Lo dice ad AsiaNews p. Nithiya Sagayam, laureato in filosofia gandhiana e segretario esecutivo della Commissione episcopale Giustizia e pace, in occasione del 60mo anniversario della morte della “Grande Anima”, il leader che con la sua lotta non violenta è riuscito ad ottenere l’indipendenza dell’India.
 
La filosofia del Mahatma Gandhi, dice p. Sagayam, “è importante oggi come 60 anni fa. Siamo arrivati al punto di commemorare la tragica fine del Padre della patria, ma abbiamo scelto di dimenticare la ragione che lo ha mosso per tutta la vita.

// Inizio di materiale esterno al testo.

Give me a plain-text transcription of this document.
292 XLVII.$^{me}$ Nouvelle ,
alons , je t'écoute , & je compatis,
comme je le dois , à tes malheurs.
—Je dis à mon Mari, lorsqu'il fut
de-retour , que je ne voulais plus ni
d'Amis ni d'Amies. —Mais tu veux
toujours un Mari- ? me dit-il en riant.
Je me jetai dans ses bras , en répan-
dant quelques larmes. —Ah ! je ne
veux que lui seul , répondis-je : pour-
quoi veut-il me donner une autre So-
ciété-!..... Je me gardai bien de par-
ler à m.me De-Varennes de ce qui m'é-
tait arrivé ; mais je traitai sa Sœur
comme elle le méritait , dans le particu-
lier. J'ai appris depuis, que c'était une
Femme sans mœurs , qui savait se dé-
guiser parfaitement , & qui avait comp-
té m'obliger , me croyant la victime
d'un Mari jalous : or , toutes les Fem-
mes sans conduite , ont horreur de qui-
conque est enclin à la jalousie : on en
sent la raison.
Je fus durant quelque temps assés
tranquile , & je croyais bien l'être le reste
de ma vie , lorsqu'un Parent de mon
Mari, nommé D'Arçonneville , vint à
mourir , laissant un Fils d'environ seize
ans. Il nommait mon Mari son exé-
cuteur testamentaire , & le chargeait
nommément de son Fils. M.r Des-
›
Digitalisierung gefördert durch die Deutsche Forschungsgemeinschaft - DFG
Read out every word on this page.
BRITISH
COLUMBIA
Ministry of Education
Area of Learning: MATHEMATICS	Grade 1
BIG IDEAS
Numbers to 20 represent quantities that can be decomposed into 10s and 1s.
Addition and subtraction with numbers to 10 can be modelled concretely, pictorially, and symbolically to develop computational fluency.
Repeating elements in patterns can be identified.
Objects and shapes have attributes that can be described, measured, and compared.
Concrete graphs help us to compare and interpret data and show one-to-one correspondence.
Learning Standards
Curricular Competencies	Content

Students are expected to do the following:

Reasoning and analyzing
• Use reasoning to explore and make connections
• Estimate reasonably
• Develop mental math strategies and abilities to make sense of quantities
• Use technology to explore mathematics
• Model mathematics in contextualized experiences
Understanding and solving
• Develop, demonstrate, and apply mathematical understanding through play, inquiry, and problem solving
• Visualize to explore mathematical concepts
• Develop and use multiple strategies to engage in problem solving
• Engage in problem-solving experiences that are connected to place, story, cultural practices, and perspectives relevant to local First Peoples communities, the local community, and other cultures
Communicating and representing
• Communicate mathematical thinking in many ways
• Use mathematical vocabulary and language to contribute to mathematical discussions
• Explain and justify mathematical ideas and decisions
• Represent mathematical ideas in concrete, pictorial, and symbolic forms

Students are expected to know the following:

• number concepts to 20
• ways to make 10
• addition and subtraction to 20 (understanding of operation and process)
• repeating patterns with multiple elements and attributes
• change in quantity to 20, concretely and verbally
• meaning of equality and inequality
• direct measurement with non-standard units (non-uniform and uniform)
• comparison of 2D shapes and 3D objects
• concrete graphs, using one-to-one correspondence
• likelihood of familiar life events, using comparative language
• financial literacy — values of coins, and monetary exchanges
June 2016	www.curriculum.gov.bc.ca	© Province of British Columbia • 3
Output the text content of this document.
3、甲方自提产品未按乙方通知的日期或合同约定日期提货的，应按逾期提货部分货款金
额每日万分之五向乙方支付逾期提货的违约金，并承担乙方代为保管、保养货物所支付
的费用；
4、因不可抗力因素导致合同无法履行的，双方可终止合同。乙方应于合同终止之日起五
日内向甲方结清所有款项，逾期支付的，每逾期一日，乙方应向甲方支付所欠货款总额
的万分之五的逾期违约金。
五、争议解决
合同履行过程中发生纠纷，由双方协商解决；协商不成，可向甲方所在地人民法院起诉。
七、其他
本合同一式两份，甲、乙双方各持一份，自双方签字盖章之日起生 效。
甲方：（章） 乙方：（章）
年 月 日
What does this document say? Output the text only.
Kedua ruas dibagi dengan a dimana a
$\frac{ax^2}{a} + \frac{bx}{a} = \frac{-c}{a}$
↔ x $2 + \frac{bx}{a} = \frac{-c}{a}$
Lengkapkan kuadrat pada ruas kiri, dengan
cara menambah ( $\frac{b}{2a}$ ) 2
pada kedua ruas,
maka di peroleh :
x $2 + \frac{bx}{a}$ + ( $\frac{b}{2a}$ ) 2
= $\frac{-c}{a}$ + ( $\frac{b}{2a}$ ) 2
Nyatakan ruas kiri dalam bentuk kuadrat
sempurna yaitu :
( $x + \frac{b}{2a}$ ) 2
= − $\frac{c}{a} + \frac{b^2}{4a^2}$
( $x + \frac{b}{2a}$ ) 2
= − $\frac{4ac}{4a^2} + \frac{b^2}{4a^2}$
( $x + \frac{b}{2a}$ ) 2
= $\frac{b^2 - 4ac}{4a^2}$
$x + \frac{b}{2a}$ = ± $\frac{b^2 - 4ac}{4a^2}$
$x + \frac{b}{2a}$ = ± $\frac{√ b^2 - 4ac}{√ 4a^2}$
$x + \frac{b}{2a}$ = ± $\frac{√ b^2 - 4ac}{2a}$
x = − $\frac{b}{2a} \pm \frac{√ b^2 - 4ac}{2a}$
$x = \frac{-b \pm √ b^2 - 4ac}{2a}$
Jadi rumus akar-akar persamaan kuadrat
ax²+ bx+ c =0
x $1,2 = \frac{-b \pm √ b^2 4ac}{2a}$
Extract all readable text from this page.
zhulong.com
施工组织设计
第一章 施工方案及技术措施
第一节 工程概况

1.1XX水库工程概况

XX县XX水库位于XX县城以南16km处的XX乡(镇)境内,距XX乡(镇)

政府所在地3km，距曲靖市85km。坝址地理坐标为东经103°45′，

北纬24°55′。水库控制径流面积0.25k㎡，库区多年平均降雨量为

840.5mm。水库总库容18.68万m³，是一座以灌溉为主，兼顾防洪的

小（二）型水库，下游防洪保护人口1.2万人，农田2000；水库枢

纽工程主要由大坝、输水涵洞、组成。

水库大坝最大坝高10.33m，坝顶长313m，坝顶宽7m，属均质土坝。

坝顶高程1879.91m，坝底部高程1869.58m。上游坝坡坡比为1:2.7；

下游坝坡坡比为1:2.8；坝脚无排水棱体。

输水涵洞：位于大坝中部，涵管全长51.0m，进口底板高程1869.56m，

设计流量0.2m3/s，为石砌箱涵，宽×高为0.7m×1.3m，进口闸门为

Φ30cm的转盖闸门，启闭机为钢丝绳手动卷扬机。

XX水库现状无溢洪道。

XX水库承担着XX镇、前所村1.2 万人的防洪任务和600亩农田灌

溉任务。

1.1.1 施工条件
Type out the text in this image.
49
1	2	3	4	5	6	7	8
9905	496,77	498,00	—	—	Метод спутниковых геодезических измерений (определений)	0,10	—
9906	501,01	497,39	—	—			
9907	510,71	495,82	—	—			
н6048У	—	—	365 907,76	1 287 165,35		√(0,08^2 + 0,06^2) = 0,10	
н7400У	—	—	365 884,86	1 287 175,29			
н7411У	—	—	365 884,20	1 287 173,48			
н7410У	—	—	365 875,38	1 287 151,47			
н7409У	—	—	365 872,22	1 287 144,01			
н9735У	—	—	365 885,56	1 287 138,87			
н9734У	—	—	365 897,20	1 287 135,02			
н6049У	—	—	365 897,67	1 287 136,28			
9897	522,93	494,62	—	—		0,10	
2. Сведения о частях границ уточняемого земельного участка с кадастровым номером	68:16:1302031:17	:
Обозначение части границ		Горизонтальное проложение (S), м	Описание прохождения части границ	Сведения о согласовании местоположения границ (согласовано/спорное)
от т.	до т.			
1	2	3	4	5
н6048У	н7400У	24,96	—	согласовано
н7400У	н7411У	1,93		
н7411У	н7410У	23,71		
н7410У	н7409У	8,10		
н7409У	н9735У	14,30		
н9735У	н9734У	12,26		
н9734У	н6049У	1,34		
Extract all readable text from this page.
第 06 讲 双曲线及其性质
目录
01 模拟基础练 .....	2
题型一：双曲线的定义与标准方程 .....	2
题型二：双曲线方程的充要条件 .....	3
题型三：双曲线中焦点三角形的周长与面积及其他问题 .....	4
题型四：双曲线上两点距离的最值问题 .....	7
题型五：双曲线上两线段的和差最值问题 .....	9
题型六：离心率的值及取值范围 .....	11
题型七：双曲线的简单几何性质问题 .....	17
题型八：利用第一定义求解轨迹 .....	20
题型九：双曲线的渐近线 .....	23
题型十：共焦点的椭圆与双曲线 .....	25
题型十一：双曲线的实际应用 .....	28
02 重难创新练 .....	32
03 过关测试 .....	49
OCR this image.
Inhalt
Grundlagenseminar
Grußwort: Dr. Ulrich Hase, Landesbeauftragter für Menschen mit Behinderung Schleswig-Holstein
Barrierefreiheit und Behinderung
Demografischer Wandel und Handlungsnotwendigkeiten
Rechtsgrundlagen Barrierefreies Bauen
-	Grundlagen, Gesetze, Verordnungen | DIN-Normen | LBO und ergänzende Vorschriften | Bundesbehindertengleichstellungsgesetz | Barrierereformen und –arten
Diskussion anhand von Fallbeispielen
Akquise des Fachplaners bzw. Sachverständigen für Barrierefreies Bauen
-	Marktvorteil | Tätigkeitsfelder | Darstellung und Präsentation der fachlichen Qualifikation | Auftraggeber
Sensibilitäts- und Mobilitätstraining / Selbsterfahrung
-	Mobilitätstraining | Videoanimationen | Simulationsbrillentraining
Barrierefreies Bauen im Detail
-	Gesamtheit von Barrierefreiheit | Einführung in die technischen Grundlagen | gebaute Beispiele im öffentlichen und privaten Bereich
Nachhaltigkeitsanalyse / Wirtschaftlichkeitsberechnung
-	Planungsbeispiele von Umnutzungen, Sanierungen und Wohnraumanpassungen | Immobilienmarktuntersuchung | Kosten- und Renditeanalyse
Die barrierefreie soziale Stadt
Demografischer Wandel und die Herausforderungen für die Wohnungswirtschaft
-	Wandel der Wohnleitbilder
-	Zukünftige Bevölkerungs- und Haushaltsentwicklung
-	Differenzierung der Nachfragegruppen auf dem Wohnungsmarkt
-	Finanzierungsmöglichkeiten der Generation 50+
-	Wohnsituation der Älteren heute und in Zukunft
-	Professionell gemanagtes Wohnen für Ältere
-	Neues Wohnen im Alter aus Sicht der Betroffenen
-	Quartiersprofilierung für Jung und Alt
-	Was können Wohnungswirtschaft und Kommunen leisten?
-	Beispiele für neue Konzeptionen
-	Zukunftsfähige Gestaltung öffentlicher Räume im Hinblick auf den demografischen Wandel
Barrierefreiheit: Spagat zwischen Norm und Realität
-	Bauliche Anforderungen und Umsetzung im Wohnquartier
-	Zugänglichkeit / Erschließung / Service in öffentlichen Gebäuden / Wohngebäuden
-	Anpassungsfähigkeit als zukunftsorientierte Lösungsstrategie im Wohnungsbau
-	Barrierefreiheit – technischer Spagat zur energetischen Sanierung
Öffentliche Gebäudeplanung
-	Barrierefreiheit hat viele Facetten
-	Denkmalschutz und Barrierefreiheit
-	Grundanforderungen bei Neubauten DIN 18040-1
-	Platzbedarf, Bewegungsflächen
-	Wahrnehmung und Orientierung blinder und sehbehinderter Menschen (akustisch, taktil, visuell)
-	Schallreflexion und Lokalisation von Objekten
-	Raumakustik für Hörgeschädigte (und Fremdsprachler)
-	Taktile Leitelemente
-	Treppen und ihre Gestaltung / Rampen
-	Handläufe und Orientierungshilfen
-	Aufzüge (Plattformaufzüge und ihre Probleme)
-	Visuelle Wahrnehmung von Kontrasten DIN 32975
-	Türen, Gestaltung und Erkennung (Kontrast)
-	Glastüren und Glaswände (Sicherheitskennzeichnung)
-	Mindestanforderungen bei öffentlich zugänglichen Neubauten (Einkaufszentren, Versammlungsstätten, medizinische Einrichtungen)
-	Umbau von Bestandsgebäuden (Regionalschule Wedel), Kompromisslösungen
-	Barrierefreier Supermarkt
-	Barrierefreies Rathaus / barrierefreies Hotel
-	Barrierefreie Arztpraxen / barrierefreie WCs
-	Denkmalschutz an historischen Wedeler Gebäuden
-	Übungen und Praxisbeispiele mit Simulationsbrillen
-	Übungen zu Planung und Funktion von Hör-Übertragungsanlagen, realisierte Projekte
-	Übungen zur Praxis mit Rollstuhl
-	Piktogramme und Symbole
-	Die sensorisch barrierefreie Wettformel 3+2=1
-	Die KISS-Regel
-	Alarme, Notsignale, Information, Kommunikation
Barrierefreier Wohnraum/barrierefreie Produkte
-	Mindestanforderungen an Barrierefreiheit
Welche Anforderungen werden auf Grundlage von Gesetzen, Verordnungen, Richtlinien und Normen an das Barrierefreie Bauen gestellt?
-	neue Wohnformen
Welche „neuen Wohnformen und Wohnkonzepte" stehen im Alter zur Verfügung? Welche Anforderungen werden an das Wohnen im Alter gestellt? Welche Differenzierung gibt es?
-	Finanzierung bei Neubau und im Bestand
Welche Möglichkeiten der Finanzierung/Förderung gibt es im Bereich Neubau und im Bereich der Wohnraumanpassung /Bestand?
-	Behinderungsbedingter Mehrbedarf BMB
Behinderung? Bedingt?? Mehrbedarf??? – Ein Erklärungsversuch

E’ triste pensare che oggi il motivo del martirio di Gandhi sia stato dimenticato: egli è morto per l’unità degli indù con i musulmani, per la solidarietà fra India e Pakistan. Sono questi i motivi che vanno ricordati, gli scopi per cui la popolazione dovrebbe lottare”.
 
Secondo il sacerdote, impegnato da anni nel dialogo interreligioso, “non basta pregare e cantare canzoni devozionali. Anche osservare due minuti di silenzio nel minuto esatto della sua morte non ha fatto altro che rendere le persone mute riguardo quei principi e quei valori che hanno permeato la vita del Mahatma. La pace, l’armonia e la solidarietà sono questioni oggi più pertinenti che mai, e riguardano l’India come il Pakistan”.
 
Il 15 agosto, per celebrare i 60 anni dell’indipendenza indiana, la Commissione Giustizia e pace ha lanciato diverse iniziative per la pace fra New Delhi ed Islamabad: secondo p. Sagayam, “è necessario prendere ad esempio l’Unione europea, dove le barriere sono state abolite, anche nel campo della moneta e dei visti,  per un miglioramento della vita dei popoli. L’economia europea è migliorata, e questo ha fatto molto per la pacifica coesistenza delle persone, l’unica strada per la giustizia e lo sviluppo”. La visione armonica indo-pakistana di Gandhi sembra essere però del tutto oscurata dal presente scenario. Lo stesso Mahatma, sottolinea ancora, “sarebbe traumatizzato dal vedere la situazione dei rapporti fra queste due nazioni, e dal sapere che chi ci guadagna da questa situazione sono soltanto le multinazionali estere. Infatti, entrambi i governi spendono miliardi di dollari per migliorare la loro situazione bellica, per continuare a competere, e questo crea profitto soltanto per chi vende armi”.
 
Attualmente, le spese militari di India e Pakistan “sono esorbitanti, mentre i poveri continuano a vivere ai margini della società. Gandhi, oggi, farebbe di tutto per salvare i nostri giovani dalla povertà; per cercare investimenti interni e per usare le tecnologie moderne per liberarci dalla disuguaglianza sociale. Sarebbe questo il suo messaggio. Oggi invece succedono cose diverse. I regolamenti per i visti sul nostro confine sono così severi che i parenti e le famiglie sono divise, da confini e religioni. L’economia serve a migliorare la vita di pochi, così che i prezzi salgono a scapito dei poveri. La dignità umana è sempre più spesso ostacolata da diversi, pericolosi fattori”.
 
In conclusione, p. Sagayam dice: “Oggi è necessario tornare a riflettere sui principi di Gandhi, sulla sua visione e su come si possa trasformarla in realtà. Sia l’India che il Pakistan devono capire cosa significano pace ed armonia, e si devono impegnare per portare la fine del conflitto ai nostri confini. Dobbiamo lavorare tutti verso un cammino di pace”.